Initiated in 2008, the six-year CHILD study has so far recruited 50 pregnant mothers in Winnipeg to investigate the role of environmental exposures, infections, nutrition and genetics in the development of asthma and allergies. This birth cohort study, partly funded by the Canadian Institute of Health Research and AllerGen, the Allergy, Genes and Environmental research network (AllerGen NCE), is currently recruiting another 1,000 pregnant mothers in Winnipeg to further investigate environmental triggers as well as possible links between childhood asthma and risk factors such as maternal stress.

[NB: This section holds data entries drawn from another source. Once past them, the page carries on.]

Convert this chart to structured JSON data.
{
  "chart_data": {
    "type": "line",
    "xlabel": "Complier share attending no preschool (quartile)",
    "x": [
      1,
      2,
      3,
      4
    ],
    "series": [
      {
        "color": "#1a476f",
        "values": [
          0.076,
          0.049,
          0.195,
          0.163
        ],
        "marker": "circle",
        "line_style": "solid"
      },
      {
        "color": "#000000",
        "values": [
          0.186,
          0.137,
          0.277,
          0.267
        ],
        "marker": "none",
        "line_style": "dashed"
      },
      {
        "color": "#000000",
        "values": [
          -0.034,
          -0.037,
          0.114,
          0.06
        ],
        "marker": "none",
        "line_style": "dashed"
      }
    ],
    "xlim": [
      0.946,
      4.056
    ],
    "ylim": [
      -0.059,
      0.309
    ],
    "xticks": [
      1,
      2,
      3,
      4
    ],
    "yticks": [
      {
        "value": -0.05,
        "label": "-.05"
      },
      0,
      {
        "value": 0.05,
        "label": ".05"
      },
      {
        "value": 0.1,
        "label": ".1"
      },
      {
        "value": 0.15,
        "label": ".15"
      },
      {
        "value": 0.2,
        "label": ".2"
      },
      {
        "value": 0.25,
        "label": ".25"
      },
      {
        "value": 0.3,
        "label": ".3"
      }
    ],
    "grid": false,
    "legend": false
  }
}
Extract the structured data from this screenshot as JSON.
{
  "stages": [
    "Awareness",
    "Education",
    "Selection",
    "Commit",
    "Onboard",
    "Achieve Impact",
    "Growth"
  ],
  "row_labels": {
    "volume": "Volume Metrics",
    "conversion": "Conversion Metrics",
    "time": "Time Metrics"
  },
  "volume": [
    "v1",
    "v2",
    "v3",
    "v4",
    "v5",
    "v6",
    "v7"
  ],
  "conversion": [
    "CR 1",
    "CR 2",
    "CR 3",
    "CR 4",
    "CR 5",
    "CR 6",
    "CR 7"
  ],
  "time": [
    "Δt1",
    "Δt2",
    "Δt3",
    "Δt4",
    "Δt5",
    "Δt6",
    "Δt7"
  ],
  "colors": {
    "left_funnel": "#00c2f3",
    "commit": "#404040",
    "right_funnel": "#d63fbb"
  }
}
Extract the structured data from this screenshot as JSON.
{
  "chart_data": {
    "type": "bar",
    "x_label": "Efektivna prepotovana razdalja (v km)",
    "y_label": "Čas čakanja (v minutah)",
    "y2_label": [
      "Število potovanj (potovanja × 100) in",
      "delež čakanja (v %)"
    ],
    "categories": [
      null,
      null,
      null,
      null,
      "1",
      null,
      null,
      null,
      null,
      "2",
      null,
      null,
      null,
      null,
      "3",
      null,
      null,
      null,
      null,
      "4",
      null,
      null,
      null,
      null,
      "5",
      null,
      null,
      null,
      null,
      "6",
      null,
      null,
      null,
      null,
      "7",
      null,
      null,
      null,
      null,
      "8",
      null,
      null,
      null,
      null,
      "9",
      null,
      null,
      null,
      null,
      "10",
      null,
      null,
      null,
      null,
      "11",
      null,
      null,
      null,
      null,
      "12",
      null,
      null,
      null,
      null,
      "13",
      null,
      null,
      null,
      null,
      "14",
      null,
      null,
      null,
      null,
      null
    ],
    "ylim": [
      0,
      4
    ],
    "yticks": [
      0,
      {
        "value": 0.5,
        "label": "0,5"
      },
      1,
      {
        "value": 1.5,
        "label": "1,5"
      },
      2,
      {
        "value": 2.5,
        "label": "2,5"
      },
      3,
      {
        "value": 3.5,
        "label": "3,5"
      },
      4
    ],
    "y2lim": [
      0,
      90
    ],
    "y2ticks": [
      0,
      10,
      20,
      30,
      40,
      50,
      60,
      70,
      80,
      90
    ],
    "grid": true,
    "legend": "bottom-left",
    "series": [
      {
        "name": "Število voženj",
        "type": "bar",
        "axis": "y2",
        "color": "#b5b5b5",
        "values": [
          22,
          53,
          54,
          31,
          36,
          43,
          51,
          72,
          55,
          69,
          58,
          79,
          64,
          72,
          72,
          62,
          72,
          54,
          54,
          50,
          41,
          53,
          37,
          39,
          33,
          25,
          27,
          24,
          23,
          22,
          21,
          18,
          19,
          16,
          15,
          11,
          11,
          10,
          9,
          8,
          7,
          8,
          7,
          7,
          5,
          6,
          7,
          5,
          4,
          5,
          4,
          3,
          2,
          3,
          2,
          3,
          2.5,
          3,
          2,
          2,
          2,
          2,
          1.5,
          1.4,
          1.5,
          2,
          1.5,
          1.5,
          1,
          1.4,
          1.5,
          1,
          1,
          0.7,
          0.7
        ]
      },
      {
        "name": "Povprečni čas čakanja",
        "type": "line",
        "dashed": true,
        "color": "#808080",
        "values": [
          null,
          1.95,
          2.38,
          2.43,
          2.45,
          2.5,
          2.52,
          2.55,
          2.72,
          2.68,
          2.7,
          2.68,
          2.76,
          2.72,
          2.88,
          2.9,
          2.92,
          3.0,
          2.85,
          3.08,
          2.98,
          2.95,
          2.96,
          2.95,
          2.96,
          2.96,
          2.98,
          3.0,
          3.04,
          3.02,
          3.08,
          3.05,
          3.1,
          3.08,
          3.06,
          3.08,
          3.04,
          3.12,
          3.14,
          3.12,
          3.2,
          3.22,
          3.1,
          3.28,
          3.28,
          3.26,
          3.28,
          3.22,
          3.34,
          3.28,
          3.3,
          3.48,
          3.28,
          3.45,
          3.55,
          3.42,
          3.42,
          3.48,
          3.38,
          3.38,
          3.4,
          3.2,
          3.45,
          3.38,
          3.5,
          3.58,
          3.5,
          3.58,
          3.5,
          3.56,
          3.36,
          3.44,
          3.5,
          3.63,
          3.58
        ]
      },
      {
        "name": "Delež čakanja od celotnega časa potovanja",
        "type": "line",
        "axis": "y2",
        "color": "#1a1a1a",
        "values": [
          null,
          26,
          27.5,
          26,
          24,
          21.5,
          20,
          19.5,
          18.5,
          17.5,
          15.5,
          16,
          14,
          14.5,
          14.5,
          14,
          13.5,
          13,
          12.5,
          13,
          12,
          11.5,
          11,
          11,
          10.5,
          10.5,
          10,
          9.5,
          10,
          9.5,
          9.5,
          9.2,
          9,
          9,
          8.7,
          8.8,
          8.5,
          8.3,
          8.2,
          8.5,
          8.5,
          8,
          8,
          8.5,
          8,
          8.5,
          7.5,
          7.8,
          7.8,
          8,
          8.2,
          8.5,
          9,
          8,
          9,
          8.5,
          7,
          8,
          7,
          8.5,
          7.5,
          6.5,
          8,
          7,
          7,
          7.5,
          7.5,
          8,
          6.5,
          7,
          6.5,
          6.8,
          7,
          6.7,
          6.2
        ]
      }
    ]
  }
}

The mechanisms for how maternal distress causes asthma are not well understood. However, depressed mothers are more likely to smoke and less likely to breast feed which are associated with the development of asthma. The CHILD study will focus on checking a child’s health several times over their first few years of life. Researchers will record the pregnancy and delivery details and request a cord blood sample (which is normally discarded) for genetic and immune testing. The child’s home will be visited and studied as well. This information will help researchers understand why early allergen sensitization is a dominant risk factor for childhood asthma that persists into adult life, and why the loss of lung function appears to be established very early in childhood.
The Manitoba Institute of Child Health is the research division of The Children’s Hospital Foundation of Manitoba. The Institute is dedicated to excellence in pediatric research. At the Institute, more than 220 world-class pediatric medical researchers, technical staff, students and support staff are involved in over $8 million of research and clinical trial activities each year.